1 Syllabus

1.1 Goals

  • Hone your statistical, data, and computing literacy.

  • Instead of covering all statistical modeling & inference techniques in 5 days (impossible!), focus on a couple of foundational & generalizable tools: linear regression & simple classification. In doing so, we’ll bypass topics in traditional stat intros.

  • Favor applications using real data over theory so that you walk away with a sophisticated set of tools with real applications.

  • Play around with the RStudio software. In doing so, focus on the patterns in & potential of this software. Don’t worry about memorizing syntax - this will come with experience. For example, by the end of the week you’ll likely be comfortable with ggplot() and lm() functions simply because we’ll use them a lot!

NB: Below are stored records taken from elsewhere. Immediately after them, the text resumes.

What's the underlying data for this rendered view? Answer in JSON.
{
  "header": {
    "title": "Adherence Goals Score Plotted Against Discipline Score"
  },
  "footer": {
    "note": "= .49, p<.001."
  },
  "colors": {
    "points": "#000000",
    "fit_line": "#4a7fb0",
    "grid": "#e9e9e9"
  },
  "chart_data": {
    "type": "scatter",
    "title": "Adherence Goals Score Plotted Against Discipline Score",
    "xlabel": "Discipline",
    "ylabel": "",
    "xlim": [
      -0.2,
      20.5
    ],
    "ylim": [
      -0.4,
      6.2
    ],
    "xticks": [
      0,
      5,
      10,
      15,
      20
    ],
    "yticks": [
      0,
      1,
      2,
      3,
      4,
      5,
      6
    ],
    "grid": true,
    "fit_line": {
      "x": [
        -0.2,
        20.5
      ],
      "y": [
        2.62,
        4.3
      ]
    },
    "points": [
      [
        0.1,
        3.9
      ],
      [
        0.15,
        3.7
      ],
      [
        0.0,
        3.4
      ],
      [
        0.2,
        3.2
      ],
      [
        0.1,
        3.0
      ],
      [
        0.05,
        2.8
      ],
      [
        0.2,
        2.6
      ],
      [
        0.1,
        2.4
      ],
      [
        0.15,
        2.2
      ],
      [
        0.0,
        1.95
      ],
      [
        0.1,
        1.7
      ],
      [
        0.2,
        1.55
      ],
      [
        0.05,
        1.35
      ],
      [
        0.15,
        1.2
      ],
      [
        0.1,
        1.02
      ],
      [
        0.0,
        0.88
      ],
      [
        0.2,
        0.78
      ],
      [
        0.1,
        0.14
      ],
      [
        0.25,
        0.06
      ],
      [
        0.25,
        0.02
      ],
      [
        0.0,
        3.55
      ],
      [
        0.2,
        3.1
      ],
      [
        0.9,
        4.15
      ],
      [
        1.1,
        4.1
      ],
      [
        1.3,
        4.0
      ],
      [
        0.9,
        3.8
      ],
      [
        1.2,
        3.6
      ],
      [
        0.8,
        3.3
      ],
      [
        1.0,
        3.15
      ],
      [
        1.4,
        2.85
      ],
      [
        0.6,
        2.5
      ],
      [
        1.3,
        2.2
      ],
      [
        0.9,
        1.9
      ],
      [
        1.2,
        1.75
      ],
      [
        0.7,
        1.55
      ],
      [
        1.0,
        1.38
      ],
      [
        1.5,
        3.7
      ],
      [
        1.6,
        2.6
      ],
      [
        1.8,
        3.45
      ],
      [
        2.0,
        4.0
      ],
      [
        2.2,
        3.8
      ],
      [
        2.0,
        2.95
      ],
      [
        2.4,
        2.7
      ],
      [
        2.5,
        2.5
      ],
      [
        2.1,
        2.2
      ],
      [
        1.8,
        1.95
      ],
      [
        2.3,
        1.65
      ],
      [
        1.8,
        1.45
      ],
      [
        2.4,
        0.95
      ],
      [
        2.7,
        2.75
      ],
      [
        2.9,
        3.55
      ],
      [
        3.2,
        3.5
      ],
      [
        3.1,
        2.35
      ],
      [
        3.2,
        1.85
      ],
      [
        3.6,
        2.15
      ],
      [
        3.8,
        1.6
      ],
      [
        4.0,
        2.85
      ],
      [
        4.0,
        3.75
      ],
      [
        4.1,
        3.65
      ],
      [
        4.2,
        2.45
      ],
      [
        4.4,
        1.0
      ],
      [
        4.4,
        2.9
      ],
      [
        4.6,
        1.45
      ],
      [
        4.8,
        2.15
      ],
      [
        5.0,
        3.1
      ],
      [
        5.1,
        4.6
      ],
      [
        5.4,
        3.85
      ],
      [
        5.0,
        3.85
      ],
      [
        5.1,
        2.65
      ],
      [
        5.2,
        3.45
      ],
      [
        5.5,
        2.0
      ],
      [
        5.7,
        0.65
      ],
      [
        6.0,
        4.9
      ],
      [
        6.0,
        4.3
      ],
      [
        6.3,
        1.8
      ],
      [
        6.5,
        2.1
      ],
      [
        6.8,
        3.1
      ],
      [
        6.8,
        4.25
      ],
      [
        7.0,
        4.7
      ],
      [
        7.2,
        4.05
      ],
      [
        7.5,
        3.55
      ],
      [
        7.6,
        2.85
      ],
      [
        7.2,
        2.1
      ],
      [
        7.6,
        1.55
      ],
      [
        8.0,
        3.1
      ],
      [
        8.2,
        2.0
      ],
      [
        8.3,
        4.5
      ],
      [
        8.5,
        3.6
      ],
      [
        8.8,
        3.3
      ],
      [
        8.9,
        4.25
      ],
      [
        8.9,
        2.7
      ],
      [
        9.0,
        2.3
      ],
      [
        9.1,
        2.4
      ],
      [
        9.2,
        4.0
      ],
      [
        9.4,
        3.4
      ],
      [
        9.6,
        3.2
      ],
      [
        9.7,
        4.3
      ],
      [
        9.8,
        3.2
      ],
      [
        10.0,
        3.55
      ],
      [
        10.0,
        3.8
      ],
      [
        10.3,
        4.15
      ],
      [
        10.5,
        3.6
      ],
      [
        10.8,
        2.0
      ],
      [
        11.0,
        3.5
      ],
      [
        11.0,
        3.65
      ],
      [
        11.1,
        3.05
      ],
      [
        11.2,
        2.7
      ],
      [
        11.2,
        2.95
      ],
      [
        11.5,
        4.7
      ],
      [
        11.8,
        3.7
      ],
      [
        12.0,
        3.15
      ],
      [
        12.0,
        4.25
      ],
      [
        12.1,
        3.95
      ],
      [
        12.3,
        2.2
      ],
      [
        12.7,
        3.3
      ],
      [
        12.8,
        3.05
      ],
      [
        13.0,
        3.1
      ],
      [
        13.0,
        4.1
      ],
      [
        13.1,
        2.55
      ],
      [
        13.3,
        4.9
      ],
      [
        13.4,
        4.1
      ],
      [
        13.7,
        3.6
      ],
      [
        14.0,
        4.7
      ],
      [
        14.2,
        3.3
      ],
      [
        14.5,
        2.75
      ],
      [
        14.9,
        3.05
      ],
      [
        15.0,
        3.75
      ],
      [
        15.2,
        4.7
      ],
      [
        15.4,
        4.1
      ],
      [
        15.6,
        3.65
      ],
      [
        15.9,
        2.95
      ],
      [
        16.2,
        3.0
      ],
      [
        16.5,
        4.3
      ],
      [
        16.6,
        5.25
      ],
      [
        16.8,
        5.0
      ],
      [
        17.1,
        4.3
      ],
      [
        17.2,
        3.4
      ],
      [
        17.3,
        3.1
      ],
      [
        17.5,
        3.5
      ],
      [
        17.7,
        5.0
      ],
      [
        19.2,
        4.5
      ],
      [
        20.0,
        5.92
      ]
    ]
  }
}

  • Do some messy stuff. Too often, stat and data science classes are taught with data that are nice and tidy. In the real world, data are messy and require cleaning/wrangling. As discussed in this New York Times article, “Data scientists…spend from 50 percent to 80 percent of their time mired in this more mundane labor of collecting and preparing unruly digital data, before it can be explored for useful nuggets.” Though data wrangling isn’t the focus of this bootcamp, it will be a useful and necessary part of it. Don’t worry / get too distracted by the extra coding this requires. The goal is simply for you to start recognizing the messiness of real world data and to build up confidence in dealing with it.





1.2 Schedule

The schedule is in flux and likely to change throughout the week.

  • Pre-bootcamp prep
    Get up and running with RStudio.


  • Day 1: How can we model/explain the variability in our sample data?
    Exploring and explaining variability using visualizations and regression models. Topics will include:
    • multivariate visualizations
    • multivariate regression models with covariate, categorical, interaction, and transformation terms
    • estimation of model parameters via least squares


  • Day 2
    • Warm-up: data wrangling
    • How do we select a model? How good is the model?
      Selecting a statistical model using subset selection & measuring model quality. Discussion will include:
      • residual analysis
      • \(R^2\) & mean squared error (MSE)
      • cross validation
      • overfitting
      • bias-variance trade-off


  • Day 3
    • Warm-up: More data wrangling
    • What does this sample model tell us about trends in the broader population?
      Using data from a sample to make inferences about a broader population of interest. Topics will include:
      • sampling distributions & the Central Limit Theorem
      • standard error
      • bootstrapping
      • prediction & confidence intervals


  • Day 4: What does this sample model tell us about trends in the population? How can we carefully interpret & communicate our conclusions?
    Continuing inferential techniques (hypothesis testing) and discussing common pitfalls in statistical analyses:
    • Simpson’s Paradox
    • multicollinearity
    • multiple testing
    • statistical vs practical significance
    • errors in hypothesis testing


  • Day 5: How can I navigate a new analysis outside the nice bootcamp setting? What are the first steps to take when starting a project or getting ahold of a new data set? What if our linear regression tools aren’t appropriate for this particular analysis?
    Topics might include:
    • the iterative process of “getting to know” a dataset, and trying to identify meaningful insights within it
    • exploratory data analysis
    • group mini-project
    • logistic regression for modeling categorical variables





1.3 Software

Statistical applications utilize data. Working with modern (large, messy) data sets requires statistical software. We’ll exclusively use RStudio. Why?

  • it’s free
  • it’s open source
  • it has a huge online community
  • it’s the industry standard
  • it can be used to create reproducible and elegant documents (eg: your bootcamp materials!)

To get started, take the following two steps in the given order. Further, if you already have R/RStudio, make sure to update to the most recent versions before the bootcamp.

  1. Download & install the latest version of R: https://mirror.las.iastate.edu/CRAN/

  2. Download & install the latest version of RStudio Desktop (Open Source License): https://www.rstudio.com/products/rstudio/download/
    Be sure to download the free version!!

What’s the difference between R and RStudio? Mainly, RStudio requires R – thus it does everything R does and more. We will be using RStudio exclusively. You’ll take a quick tour in your pre-bootcamp homework.